Story as it appeared in the Forest Hills Times
Forest Hills Gardens holds a secret awaiting a new lease on life.
The back of the century-old Forest Hills Inn at 1 Station Square is home to a long-lost treasure known as the Tea Garden, of which the majority of Forest Hills is unaware.
Situated on Greenway South behind an ornate gate, a fantasy-like enclave would open in 1912 to the delight of Inn guests and residents. In 1909, Station Square was the center of social life in a planned garden community, with Grosvenor Atterbury as the Gardens’ principal architect, and Frederick Law Olmsted, Jr. as the landscape architect for public spaces and parks.
The Forest Hills Inn’s Tea Garden played host to numerous weddings, performances, and dinner dances, in addition to afternoon tea. Today, it is a shell of its former glory, and is prone to controversy between residents who wish to see it revitalized for social functions versus those who prefer restoring it as a private garden.
The Tea Garden borders the Forest Hills Inn and 20 Continental Ave, both of which are co-ops.

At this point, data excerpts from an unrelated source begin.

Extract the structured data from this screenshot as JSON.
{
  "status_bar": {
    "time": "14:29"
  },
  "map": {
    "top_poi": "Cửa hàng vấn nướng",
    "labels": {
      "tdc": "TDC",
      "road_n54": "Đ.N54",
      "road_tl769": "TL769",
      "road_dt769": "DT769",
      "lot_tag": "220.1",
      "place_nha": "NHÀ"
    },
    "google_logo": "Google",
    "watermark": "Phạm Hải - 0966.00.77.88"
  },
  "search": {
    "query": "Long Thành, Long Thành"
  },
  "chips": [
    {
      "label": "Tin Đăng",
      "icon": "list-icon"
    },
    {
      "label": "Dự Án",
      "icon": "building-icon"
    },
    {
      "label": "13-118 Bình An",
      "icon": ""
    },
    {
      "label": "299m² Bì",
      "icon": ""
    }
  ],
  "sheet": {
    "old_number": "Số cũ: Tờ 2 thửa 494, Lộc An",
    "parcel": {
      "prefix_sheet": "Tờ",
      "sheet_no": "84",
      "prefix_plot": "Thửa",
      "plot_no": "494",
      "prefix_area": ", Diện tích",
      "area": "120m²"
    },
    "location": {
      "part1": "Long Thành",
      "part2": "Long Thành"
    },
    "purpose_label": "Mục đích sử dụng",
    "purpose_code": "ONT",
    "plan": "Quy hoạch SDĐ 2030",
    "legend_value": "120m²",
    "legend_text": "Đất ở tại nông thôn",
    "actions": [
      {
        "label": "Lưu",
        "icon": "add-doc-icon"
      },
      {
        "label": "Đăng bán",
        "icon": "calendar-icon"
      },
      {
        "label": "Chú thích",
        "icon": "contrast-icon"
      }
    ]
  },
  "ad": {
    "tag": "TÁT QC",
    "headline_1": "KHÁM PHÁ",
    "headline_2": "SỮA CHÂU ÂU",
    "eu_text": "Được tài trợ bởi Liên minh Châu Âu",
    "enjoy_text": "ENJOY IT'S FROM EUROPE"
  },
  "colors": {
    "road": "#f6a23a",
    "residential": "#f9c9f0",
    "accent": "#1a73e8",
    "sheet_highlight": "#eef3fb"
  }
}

Nature has caused the monumental trees to flourish, but nature also cast a toll on the garden’s decorative features. The cascading fountain and pool has vanished. The “Ring For Tea” stand and rocking chairs, which were replaced with tables and umbrellas, have also vanished.
The central brick fountain is non-operational, the flagstone tiles are faded and cracked, and a gazebo bears rust. Upon first glance is a sad reality, but then the magic of what was and what could be resurrected becomes evident.
It is difficult to grasp how an integral feature could fall into abandonment and disarray, but not entirely surprising. In 1967, the Forest Hills Inn became apartments, which went co-op in the 1980s.
In 1977, it was announced that the U.S. Open would move from the nearby Forest Hills Tennis Stadium to Flushing Meadows Park. And music festivals in Forest Hills reached their peak in the 1960s.
With the change of occupancy of the Forest Hills Inn, and fewer tennis and music celebrities visiting Forest Hills, the Tea Garden was forgotten.